29 Sep: Sun Kil Moon @ Chamber at the Arts House
Attending Mark Kozelek’s intimate solo performance at the old parliament building in Singapore was akin to being caught in a convulsion of the music’s strange serene beauty. Mark played most of the new songs from the recent Admiral Fell Promises album, as well as reworking a few of the more memorable of the older Sun Kil Moon tunes (“Glenn Tipton” and “Heron Blue” were particularly lovely) – but the standout for me, and no doubt for other longtime Red House Painters fan, is the roiling rendition of “Void”. - Keith.

mp3: Sun Kil Moon – Carry Me Ohio

8 Oct Keeping It Peel @ POW
This was one of my favourite gigs because it’s slightly personal. Y’see, I play bass in Shelves, who closed the night at this John Peel memorial gig. It was also our debut. I remember the encouragement of our friends and peers, and the energy that went into rehearsal, performing in a makeshift band pit, playing hard, loud, and sometimes too fast. I remember my fellow band members, the jittery excitement, the nervous beers before (and after), and overall, I remember why I still do what I do. - Brian.

mp3: Shelves – One Live Baby
(Heh, we realized later that this was actually in 2009, but who’s keeping score aye?)

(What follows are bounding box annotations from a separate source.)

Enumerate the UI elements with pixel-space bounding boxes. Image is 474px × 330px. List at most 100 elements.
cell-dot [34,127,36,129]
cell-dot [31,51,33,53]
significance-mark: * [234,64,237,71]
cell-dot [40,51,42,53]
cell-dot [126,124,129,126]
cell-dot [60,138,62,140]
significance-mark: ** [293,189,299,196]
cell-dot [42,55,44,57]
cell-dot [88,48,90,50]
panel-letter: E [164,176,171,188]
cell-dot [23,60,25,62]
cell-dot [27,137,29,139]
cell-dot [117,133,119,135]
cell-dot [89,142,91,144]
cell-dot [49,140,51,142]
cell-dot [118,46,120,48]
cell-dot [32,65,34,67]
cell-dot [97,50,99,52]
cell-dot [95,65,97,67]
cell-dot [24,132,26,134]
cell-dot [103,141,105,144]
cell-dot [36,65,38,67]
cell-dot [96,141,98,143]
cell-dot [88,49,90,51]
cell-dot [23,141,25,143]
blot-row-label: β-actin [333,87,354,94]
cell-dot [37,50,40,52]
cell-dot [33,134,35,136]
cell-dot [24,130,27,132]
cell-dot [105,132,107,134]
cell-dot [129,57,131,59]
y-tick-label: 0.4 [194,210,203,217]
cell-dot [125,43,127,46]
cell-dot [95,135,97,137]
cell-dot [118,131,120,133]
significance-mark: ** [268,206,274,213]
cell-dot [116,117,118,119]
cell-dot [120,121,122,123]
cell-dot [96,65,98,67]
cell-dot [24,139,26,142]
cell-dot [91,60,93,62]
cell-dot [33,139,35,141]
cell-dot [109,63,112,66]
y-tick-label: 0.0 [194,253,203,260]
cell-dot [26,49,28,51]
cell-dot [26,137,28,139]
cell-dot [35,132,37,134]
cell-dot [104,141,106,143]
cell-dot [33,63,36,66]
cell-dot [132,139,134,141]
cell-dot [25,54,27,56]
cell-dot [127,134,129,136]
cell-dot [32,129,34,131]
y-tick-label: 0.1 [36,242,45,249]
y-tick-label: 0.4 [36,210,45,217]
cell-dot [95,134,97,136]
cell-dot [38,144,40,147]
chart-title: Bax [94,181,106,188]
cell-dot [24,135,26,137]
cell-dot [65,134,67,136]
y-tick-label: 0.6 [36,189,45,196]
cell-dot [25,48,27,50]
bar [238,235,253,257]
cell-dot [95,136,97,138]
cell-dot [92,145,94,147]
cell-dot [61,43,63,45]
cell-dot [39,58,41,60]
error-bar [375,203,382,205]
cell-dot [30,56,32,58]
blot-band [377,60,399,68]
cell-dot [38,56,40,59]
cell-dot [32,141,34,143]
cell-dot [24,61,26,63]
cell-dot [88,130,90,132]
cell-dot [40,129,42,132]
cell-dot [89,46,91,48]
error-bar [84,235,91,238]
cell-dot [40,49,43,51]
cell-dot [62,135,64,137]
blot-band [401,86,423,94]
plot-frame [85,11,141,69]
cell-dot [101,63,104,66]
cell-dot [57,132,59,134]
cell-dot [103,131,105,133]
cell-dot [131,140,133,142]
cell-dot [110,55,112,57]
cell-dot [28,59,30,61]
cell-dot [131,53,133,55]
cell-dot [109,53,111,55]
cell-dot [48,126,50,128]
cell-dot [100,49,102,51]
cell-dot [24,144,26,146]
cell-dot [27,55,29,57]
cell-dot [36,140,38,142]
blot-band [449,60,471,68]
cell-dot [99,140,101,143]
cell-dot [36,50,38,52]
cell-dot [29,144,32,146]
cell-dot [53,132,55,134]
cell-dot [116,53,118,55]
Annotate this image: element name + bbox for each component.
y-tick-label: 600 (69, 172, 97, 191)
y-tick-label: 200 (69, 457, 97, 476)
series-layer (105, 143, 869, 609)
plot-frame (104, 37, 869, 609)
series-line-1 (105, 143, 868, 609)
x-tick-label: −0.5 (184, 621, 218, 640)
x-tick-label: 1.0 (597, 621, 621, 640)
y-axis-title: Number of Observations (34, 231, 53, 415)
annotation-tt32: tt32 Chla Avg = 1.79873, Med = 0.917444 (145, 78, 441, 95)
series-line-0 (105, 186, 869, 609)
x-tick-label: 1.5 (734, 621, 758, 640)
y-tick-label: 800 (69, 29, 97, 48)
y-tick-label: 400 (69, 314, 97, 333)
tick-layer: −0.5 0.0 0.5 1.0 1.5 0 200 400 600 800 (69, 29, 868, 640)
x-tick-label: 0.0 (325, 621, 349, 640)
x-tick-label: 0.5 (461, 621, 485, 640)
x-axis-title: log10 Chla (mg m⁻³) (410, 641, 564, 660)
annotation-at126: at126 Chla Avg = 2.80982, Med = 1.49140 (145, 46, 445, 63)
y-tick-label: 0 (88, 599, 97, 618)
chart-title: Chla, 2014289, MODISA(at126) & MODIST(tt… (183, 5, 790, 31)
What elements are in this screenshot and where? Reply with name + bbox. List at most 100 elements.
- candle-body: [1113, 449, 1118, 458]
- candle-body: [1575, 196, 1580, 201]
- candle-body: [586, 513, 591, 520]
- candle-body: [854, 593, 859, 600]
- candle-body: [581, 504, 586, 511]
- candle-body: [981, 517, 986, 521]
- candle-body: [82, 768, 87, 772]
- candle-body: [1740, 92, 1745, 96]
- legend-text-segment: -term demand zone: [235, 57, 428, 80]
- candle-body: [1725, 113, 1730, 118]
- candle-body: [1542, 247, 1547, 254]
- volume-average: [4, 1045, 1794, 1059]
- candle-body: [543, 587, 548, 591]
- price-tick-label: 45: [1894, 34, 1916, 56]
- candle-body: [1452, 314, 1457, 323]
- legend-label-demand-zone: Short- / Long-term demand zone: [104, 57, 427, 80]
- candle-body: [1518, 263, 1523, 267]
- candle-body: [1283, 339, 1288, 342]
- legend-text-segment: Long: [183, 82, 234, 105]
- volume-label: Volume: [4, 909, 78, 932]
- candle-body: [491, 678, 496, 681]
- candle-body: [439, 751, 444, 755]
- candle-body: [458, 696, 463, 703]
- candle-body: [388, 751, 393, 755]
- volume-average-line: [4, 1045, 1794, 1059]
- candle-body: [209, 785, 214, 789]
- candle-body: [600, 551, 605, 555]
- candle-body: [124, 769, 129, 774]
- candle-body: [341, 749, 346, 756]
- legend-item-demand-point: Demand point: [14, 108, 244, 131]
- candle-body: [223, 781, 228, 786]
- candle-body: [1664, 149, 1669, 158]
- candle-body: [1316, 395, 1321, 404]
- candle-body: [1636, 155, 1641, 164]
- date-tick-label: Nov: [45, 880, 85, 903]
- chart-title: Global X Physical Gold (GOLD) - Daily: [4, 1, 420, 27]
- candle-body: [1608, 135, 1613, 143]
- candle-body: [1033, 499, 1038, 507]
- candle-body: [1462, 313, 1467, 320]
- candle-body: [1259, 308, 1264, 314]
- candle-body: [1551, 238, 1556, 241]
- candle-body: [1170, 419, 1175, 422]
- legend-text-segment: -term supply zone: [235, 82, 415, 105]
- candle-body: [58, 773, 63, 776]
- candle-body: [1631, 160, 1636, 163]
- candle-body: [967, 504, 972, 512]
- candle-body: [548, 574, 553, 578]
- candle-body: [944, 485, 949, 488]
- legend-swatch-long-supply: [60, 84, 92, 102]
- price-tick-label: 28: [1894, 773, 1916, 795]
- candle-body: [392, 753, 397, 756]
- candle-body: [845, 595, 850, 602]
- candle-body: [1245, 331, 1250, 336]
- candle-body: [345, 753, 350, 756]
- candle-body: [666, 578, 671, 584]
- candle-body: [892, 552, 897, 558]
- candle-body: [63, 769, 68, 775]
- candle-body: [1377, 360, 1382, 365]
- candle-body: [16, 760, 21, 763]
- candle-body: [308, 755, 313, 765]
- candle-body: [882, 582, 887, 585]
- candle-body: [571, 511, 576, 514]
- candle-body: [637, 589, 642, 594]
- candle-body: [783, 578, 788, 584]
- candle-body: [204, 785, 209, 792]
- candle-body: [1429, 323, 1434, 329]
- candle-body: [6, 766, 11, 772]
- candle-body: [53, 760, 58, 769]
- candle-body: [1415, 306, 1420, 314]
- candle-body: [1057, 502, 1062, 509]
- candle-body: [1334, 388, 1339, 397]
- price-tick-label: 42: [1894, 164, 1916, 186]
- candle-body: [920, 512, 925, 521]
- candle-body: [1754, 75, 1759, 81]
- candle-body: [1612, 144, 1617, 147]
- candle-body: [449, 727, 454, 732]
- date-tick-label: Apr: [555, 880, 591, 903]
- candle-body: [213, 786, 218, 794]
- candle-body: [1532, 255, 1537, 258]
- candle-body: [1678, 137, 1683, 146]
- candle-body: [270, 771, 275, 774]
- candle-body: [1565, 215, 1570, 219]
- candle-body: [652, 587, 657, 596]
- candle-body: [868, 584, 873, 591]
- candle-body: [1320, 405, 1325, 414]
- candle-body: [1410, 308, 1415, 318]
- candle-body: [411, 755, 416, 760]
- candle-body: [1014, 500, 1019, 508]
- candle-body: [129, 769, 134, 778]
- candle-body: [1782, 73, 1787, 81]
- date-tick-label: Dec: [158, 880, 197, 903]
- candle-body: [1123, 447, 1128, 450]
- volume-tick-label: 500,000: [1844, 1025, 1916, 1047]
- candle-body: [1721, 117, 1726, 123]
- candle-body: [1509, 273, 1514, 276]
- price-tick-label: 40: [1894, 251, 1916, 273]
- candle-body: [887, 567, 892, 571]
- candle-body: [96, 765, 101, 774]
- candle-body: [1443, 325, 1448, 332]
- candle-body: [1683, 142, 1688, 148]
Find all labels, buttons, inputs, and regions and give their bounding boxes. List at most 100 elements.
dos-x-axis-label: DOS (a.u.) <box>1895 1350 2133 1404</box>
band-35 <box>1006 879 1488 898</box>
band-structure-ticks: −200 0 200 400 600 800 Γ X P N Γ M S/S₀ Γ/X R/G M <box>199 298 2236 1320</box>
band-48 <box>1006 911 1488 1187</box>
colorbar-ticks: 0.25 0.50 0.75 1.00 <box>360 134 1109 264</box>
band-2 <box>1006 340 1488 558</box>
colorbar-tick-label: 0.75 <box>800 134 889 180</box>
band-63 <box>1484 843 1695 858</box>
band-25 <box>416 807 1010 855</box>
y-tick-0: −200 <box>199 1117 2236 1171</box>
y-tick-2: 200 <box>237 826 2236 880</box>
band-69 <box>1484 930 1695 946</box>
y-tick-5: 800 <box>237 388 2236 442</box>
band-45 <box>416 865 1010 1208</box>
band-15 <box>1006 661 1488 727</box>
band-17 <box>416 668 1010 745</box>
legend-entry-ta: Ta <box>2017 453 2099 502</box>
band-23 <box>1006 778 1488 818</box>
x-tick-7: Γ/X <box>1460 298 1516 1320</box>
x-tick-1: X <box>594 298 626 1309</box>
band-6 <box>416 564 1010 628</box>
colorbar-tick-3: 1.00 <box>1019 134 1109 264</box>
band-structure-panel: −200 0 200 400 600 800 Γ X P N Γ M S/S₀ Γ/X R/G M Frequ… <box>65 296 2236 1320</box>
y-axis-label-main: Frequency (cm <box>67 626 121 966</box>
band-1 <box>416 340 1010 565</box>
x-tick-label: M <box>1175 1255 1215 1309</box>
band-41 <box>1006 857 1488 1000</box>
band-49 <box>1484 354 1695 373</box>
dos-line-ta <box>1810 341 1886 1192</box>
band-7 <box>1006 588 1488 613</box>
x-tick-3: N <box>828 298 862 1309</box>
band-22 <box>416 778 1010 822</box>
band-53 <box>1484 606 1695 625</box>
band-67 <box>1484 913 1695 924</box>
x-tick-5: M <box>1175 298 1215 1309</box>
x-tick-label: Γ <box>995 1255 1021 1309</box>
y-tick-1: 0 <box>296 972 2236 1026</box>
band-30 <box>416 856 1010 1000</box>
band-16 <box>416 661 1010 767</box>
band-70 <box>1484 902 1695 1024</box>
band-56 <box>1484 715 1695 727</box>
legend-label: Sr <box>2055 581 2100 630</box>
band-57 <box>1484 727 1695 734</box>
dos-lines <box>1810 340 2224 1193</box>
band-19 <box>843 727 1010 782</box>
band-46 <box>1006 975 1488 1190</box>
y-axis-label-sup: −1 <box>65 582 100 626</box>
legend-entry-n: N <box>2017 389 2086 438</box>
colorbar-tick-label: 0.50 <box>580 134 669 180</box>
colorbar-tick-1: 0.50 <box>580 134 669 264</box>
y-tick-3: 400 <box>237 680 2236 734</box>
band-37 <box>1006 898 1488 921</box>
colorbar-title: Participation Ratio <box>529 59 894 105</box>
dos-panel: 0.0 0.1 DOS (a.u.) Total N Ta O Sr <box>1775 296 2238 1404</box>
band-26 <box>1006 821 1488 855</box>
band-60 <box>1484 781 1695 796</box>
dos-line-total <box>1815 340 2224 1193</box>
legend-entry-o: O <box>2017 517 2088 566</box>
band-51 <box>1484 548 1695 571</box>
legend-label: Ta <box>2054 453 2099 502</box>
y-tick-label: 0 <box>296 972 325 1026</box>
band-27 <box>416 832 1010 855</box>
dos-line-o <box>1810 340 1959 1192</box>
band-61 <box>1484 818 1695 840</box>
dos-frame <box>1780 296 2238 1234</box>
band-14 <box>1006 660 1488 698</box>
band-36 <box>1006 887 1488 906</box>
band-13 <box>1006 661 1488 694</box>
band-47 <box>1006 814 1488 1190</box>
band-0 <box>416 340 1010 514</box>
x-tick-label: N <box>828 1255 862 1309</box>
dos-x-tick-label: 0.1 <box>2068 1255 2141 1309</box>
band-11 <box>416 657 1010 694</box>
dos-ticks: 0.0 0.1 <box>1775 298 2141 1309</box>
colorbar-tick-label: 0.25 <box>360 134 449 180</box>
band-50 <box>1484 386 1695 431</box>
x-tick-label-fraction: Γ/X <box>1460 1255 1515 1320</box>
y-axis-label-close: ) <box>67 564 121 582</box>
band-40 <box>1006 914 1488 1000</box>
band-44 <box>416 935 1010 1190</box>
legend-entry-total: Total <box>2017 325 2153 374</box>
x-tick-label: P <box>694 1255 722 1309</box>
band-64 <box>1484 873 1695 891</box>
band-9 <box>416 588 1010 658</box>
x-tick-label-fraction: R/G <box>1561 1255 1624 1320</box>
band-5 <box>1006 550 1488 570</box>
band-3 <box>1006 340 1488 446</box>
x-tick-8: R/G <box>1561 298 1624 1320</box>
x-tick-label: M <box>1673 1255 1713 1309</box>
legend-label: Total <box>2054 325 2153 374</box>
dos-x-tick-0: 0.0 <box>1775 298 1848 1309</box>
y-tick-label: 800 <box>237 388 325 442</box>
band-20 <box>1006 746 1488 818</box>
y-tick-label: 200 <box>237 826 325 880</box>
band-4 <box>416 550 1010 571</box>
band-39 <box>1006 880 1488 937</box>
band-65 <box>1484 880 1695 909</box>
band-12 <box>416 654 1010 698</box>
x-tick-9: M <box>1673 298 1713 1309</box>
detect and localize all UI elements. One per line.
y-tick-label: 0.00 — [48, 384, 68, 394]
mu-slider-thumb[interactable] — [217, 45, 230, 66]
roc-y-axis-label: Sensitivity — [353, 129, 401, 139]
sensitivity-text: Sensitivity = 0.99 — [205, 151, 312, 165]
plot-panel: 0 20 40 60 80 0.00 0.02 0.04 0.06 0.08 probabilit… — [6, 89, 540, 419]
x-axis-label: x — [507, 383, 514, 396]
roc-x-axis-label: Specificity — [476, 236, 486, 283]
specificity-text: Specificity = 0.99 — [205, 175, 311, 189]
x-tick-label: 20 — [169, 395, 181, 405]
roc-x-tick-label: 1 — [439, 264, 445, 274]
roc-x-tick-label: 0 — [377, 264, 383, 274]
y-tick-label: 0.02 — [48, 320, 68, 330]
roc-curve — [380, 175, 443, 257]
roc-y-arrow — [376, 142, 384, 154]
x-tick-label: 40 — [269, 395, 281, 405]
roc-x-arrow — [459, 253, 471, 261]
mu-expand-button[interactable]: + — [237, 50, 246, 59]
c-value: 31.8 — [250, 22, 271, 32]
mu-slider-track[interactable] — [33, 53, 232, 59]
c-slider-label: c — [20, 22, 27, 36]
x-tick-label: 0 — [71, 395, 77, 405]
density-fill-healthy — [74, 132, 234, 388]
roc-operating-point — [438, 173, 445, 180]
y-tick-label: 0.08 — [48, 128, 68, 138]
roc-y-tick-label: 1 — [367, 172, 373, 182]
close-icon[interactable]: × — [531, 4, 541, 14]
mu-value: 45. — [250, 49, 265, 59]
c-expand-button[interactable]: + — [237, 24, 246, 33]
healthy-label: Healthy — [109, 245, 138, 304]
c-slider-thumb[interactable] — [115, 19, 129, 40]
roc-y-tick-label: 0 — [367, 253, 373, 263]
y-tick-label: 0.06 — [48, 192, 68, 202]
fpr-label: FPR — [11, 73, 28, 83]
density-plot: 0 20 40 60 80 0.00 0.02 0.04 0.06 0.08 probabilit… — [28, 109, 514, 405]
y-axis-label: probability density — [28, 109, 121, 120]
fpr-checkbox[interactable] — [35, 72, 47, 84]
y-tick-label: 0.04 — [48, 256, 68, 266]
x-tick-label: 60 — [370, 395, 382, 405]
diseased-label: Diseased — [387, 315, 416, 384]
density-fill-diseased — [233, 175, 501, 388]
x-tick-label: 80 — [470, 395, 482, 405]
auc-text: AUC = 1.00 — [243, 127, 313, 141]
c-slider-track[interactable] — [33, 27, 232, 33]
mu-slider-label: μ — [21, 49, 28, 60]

11 Nov: The Flaming Lips @ Marina Bay Sands
It was like part two of a dream come true to finally attend a Lips gig (part one being fulfilled at the Mercury Rev one some years back), and what a show this turned out to be. It wasn’t as if we didn’t expect confetti cannons or Wayne-in-giant-balloon sightings, but actually being there and sharing in the euphoria of the moment was quite an unbelievable experience. Nothing that night was too weird to be celebrated, except perhaps the most baffling omission of anything at all from The Soft Bulletin. - Dan.

mp3: The Flaming Lips – Do You Realize

11 Dec: The Observatory @ National Museum of Singapore
There are perhaps few better choices in the world other than The Observatory to compose an original score and provide the live musical accompaniment to a recent screening of A Page of Madness, Teinosuke Kinugasa’s haunting 1928 silent film. The controlled and yet improvisational nature of The Observatory’s 1½ hour-long performance created a disturbing ambience for the fractured narrative set in an insane asylum, the subtle instrumentation and electronics navigating the contours of an enigmatic film masterpiece whose visual poetry was well ahead of its time. - Keith.